# Extremely detailed map of the Old World



## Vaz (Mar 19, 2008)

Just found this - 

http://www.gitzmansgallery.com/Warhammer_Maps/index.html

It's insane - when set so that map fits the screen, its on 3% zoom =/.


----------



## Khorothis (May 12, 2009)

Holy crap. :shok:

Great find, Vaz, its going to be invaluable to writing my WHFB fanfic.


----------



## KjellThorngaard (Oct 4, 2010)

Awesome find. I just spent WAY too long looking that over.


----------



## Hans Richter (Dec 24, 2010)

Very nice find. I had some of the regular maps but that new huge one is just...wow!

I'd like to find a way to print it out, frame it and hang it on the wall in my game room.


----------



## gen.ahab (Dec 22, 2009)

Nice, its google warhammer.


----------



## BattleBrotherDithrick (Dec 20, 2009)

Looks like something you'd find in those old Lord of The Rings books that have maps of middle earth but only it's Warhammer which makes it even more cool!


----------



## shas'o Thraka (Jan 4, 2010)

Great find, cheers


----------



## Flindo (Oct 30, 2010)

Lustria, thats where my guys live  my plegue ratties and my blood lizards.


----------



## Raizer Sabre (Nov 8, 2010)

Flindo said:


> Lustria, thats where my guys live  my plegue ratties and my blood lizards.

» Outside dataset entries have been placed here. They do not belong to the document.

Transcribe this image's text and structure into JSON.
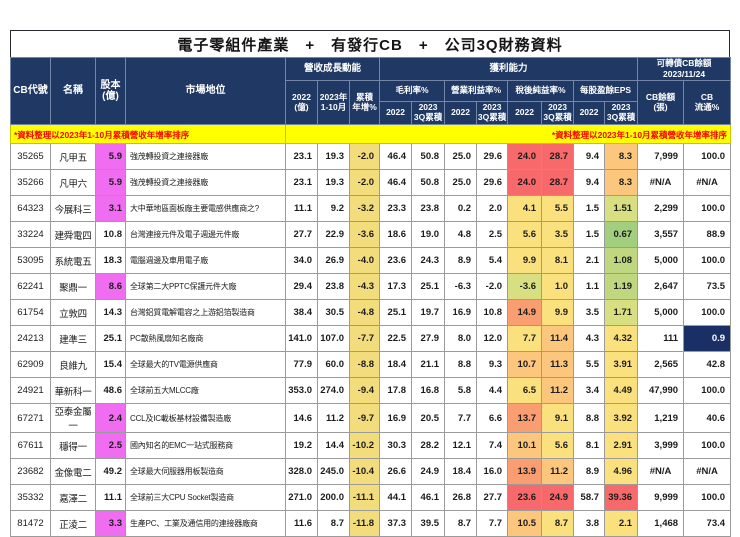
{
  "title": "電子零組件產業　+　有發行CB　+　公司3Q財務資料",
  "note_left": "*資料整理以2023年1-10月累積營收年增率排序",
  "note_right": "*資料整理以2023年1-10月累積營收年增率排序",
  "header": {
    "cb_code": "CB代號",
    "name": "名稱",
    "capital": "股本\n(億)",
    "market": "市場地位",
    "revenue_group": "營收成長動能",
    "profit_group": "獲利能力",
    "cb_group": "可轉債CB餘額\n2023/11/24",
    "rev_2022": "2022\n(億)",
    "rev_2023": "2023年\n1-10月",
    "rev_yoy": "累積\n年增%",
    "gross": "毛利率%",
    "operating": "營業利益率%",
    "net": "稅後純益率%",
    "eps": "每股盈餘EPS",
    "y2022": "2022",
    "q3col": "2023\n3Q累積",
    "cb_balance": "CB餘額\n(張)",
    "cb_float": "CB\n流通%"
  },
  "colors": {
    "header_navy": "#1F3864",
    "pink": "#F06CF0",
    "khaki": "#F2DC7B",
    "note_yellow": "#FFFF00",
    "note_red": "#FF0000",
    "heat": {
      "red": "#F8696B",
      "orange": "#FA9E72",
      "orange_yellow": "#FCC77D",
      "yellow": "#FBE07E",
      "yellow_green": "#D8DF81",
      "green_yellow": "#BFD77F",
      "green": "#A2CF7E",
      "navy": "#1A2F66"
    }
  },
  "rows": [
    {
      "code": "35265",
      "name": "凡甲五",
      "capital": "5.9",
      "pink": true,
      "market": "強茂轉投資之連接器廠",
      "nums": [
        "23.1",
        "19.3",
        "-2.0",
        "46.4",
        "50.8",
        "25.0",
        "29.6",
        "24.0",
        "28.7",
        "9.4",
        "8.3",
        "7,999",
        "100.0"
      ],
      "heat": {
        "7": "red",
        "8": "red",
        "10": "orange_yellow"
      }
    },
    {
      "code": "35266",
      "name": "凡甲六",
      "capital": "5.9",
      "pink": true,
      "market": "強茂轉投資之連接器廠",
      "nums": [
        "23.1",
        "19.3",
        "-2.0",
        "46.4",
        "50.8",
        "25.0",
        "29.6",
        "24.0",
        "28.7",
        "9.4",
        "8.3",
        "#N/A",
        "#N/A"
      ],
      "heat": {
        "7": "red",
        "8": "red",
        "10": "orange_yellow"
      }
    },
    {
      "code": "64323",
      "name": "今展科三",
      "capital": "3.1",
      "pink": true,
      "market": "大中華地區面板廠主要電感供應商之?",
      "nums": [
        "11.1",
        "9.2",
        "-3.2",
        "23.3",
        "23.8",
        "0.2",
        "2.0",
        "4.1",
        "5.5",
        "1.5",
        "1.51",
        "2,299",
        "100.0"
      ],
      "heat": {
        "7": "yellow",
        "8": "yellow",
        "10": "yellow_green"
      }
    },
    {
      "code": "33224",
      "name": "建舜電四",
      "capital": "10.8",
      "pink": false,
      "market": "台灣連接元件及電子週邊元件廠",
      "nums": [
        "27.7",
        "22.9",
        "-3.6",
        "18.6",
        "19.0",
        "4.8",
        "2.5",
        "5.6",
        "3.5",
        "1.5",
        "0.67",
        "3,557",
        "88.9"
      ],
      "heat": {
        "7": "yellow",
        "8": "yellow",
        "10": "green"
      }
    },
    {
      "code": "53095",
      "name": "系統電五",
      "capital": "18.3",
      "pink": false,
      "market": "電腦週邊及車用電子廠",
      "nums": [
        "34.0",
        "26.9",
        "-4.0",
        "23.6",
        "24.3",
        "8.9",
        "5.4",
        "9.9",
        "8.1",
        "2.1",
        "1.08",
        "5,000",
        "100.0"
      ],
      "heat": {
        "7": "yellow",
        "8": "yellow",
        "10": "green_yellow"
      }
    },
    {
      "code": "62241",
      "name": "聚鼎一",
      "capital": "8.6",
      "pink": true,
      "market": "全球第二大PPTC保護元件大廠",
      "nums": [
        "29.4",
        "23.8",
        "-4.3",
        "17.3",
        "25.1",
        "-6.3",
        "-2.0",
        "-3.6",
        "1.0",
        "1.1",
        "1.19",
        "2,647",
        "73.5"
      ],
      "heat": {
        "7": "yellow_green",
        "8": "yellow",
        "10": "green_yellow"
      }
    },
    {
      "code": "61754",
      "name": "立敦四",
      "capital": "14.3",
      "pink": false,
      "market": "台灣鋁質電解電容之上游鋁箔製造商",
      "nums": [
        "38.4",
        "30.5",
        "-4.8",
        "25.1",
        "19.7",
        "16.9",
        "10.8",
        "14.9",
        "9.9",
        "3.5",
        "1.71",
        "5,000",
        "100.0"
      ],
      "heat": {
        "7": "orange",
        "8": "yellow",
        "10": "yellow_green"
      }
    },
    {
      "code": "24213",
      "name": "建準三",
      "capital": "25.1",
      "pink": false,
      "market": "PC散熱風扇知名廠商",
      "nums": [
        "141.0",
        "107.0",
        "-7.7",
        "22.5",
        "27.9",
        "8.0",
        "12.0",
        "7.7",
        "11.4",
        "4.3",
        "4.32",
        "111",
        "0.9"
      ],
      "heat": {
        "7": "yellow",
        "8": "orange_yellow",
        "10": "yellow",
        "12": "navy"
      }
    },
    {
      "code": "62909",
      "name": "良維九",
      "capital": "15.4",
      "pink": false,
      "market": "全球最大的TV電源供應商",
      "nums": [
        "77.9",
        "60.0",
        "-8.8",
        "18.4",
        "21.1",
        "8.8",
        "9.3",
        "10.7",
        "11.3",
        "5.5",
        "3.91",
        "2,565",
        "42.8"
      ],
      "heat": {
        "7": "orange_yellow",
        "8": "orange_yellow",
        "10": "yellow"
      }
    },
    {
      "code": "24921",
      "name": "華新科一",
      "capital": "48.6",
      "pink": false,
      "market": "全球前五大MLCC廠",
      "nums": [
        "353.0",
        "274.0",
        "-9.4",
        "17.8",
        "16.8",
        "5.8",
        "4.4",
        "6.5",
        "11.2",
        "3.4",
        "4.49",
        "47,990",
        "100.0"
      ],
      "heat": {
        "7": "yellow",
        "8": "orange_yellow",
        "10": "yellow"
      }
    },
    {
      "code": "67271",
      "name": "亞泰金屬一",
      "capital": "2.4",
      "pink": true,
      "market": "CCL及IC載板基材設備製造廠",
      "nums": [
        "14.6",
        "11.2",
        "-9.7",
        "16.9",
        "20.5",
        "7.7",
        "6.6",
        "13.7",
        "9.1",
        "8.8",
        "3.92",
        "1,219",
        "40.6"
      ],
      "heat": {
        "7": "orange",
        "8": "yellow",
        "10": "yellow"
      }
    },
    {
      "code": "67611",
      "name": "穩得一",
      "capital": "2.5",
      "pink": true,
      "market": "國內知名的EMC一站式服務商",
      "nums": [
        "19.2",
        "14.4",
        "-10.2",
        "30.3",
        "28.2",
        "12.1",
        "7.4",
        "10.1",
        "5.6",
        "8.1",
        "2.91",
        "3,999",
        "100.0"
      ],
      "heat": {
        "7": "orange_yellow",
        "8": "yellow",
        "10": "yellow"
      }
    },
    {
      "code": "23682",
      "name": "金像電二",
      "capital": "49.2",
      "pink": false,
      "market": "全球最大伺服器用板製造商",
      "nums": [
        "328.0",
        "245.0",
        "-10.4",
        "26.6",
        "24.9",
        "18.4",
        "16.0",
        "13.9",
        "11.2",
        "8.9",
        "4.96",
        "#N/A",
        "#N/A"
      ],
      "heat": {
        "7": "orange",
        "8": "orange_yellow",
        "10": "yellow"
      }
    },
    {
      "code": "35332",
      "name": "嘉澤二",
      "capital": "11.1",
      "pink": false,
      "market": "全球前三大CPU Socket製造商",
      "nums": [
        "271.0",
        "200.0",
        "-11.1",
        "44.1",
        "46.1",
        "26.8",
        "27.7",
        "23.6",
        "24.9",
        "58.7",
        "39.36",
        "9,999",
        "100.0"
      ],
      "heat": {
        "7": "red",
        "8": "red",
        "10": "red"
      }
    },
    {
      "code": "81472",
      "name": "正淩二",
      "capital": "3.3",
      "pink": true,
      "market": "生產PC、工業及通信用的連接器廠商",
      "nums": [
        "11.6",
        "8.7",
        "-11.8",
        "37.3",
        "39.5",
        "8.7",
        "7.7",
        "10.5",
        "8.7",
        "3.8",
        "2.1",
        "1,468",
        "73.4"
      ],
      "heat": {
        "7": "orange_yellow",
        "8": "yellow",
        "10": "yellow"
      }
    }
  ]
}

maybe its me being thick but i didn't see lustria on there. which is a shame cuz my lizzies are gonna be from around a volcano and i need to find one for them to call home lol


----------



## Flindo (Oct 30, 2010)

Raizer Sabre said:


> maybe its me being thick but i didn't see lustria on there. which is a shame cuz my lizzies are gonna be from around a volcano and i need to find one for them to call home lol


I couldnt find it on this map either, I however do own a map that has it on it, its in the western southern reigon.


----------



## Raizer Sabre (Nov 8, 2010)

oh yeah, its in the army book lol *facepalm* well looks like its the fuming serpent for me then


----------